Richard Jimmerson, CIO at the the American Registry for Internet Numbers, told TechNewsWorld that video streaming, voice streaming and online gaming might also experience glitches, while "simple Web browsing and email are the applications that will be least impacted by this change."

Why Will There Be Glitches At All: Until everyone - from ISPS to device makers to content providers - shifts to the IPv6 standard there will be a transition period that could last up to ten years. This is what must happen, explains J.D. Falk, director of product strategy at Return Path, in a blog post. Services which rely on using multiple IP addresses to separate traffic will have to change their architecture, including many web hosting environments.

ESPs must also make the shift and they tend to assign one or more IPv4 addresses to each customer that they send for in order to ensure that each has a distinct IP reputation, and to participate in Return Path Certification, he continued. "But now, we’ve got domain reputation built on DKIM - you can have an effectively infinite number of different signing (d=) domains sent from a single IPv4 or IPv6 address. The big mailbox providers and MTA and filtering vendors have all been getting ready for this, but they can’t bring domain reputation to the forefront and deprioritize IPv4 reputation until the majority of legitimate, wanted mail is signed with DKIM.

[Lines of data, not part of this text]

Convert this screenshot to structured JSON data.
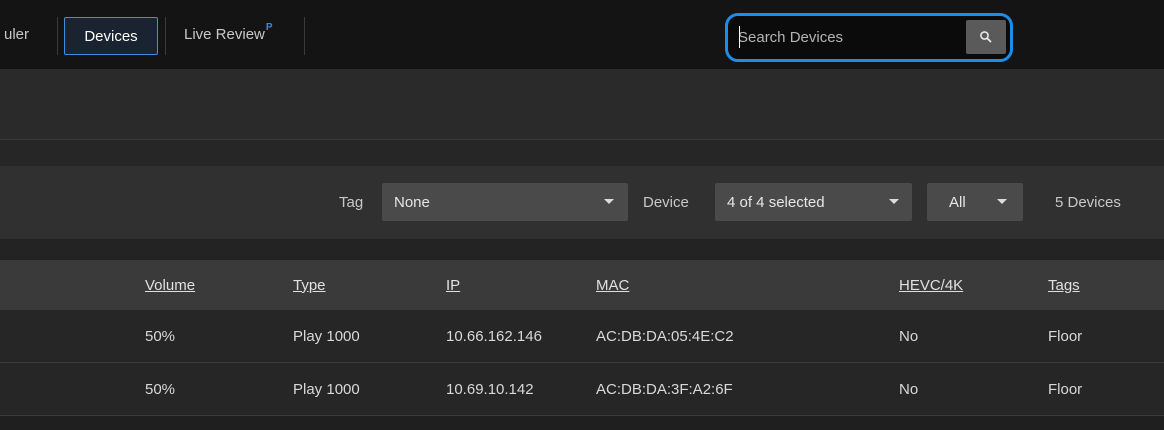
{
  "nav": {
    "scheduler_partial": "uler",
    "devices": "Devices",
    "live_review": "Live Review",
    "live_review_badge": "P"
  },
  "search": {
    "placeholder": "Search Devices",
    "value": ""
  },
  "filters": {
    "tag_label": "Tag",
    "tag_value": "None",
    "device_label": "Device",
    "device_value": "4 of 4 selected",
    "status_value": "All",
    "device_count": "5 Devices"
  },
  "table": {
    "columns": [
      "Volume",
      "Type",
      "IP",
      "MAC",
      "HEVC/4K",
      "Tags"
    ],
    "rows": [
      [
        "50%",
        "Play 1000",
        "10.66.162.146",
        "AC:DB:DA:05:4E:C2",
        "No",
        "Floor"
      ],
      [
        "50%",
        "Play 1000",
        "10.69.10.142",
        "AC:DB:DA:3F:A2:6F",
        "No",
        "Floor"
      ]
    ]
  },
  "colors": {
    "accent": "#1f8ce6",
    "topbar_bg": "#141414",
    "header_bg": "#3a3a3a",
    "row_bg": "#262626"
  }
}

"Similarly, Return Path can’t move our Certified program entirely to domains until both the senders and the receivers are ready for it - which is part of why we're now requiring DKIM even for IP-based Certification. So, in effect, the ESPs and other large-scale senders have to switch to domains first."

Then, customer premise equipment - the routers and modems that connect end user networks to their access provider - need to be updated to use IPv6 correctly, he said. It is only then, he concluded, that the industry can start talking about deprovisioning the IPv4 addresses in favor of moving everything to IPv6, rather than running both networks in parallel.

What Does It Mean for Online Marketers: Behavioral tracking tactics could be hampered, Vegoda suggested. "A company will not be able to track the habits of one computer any more. It may find itself following the online patterns of an entire neighborhood."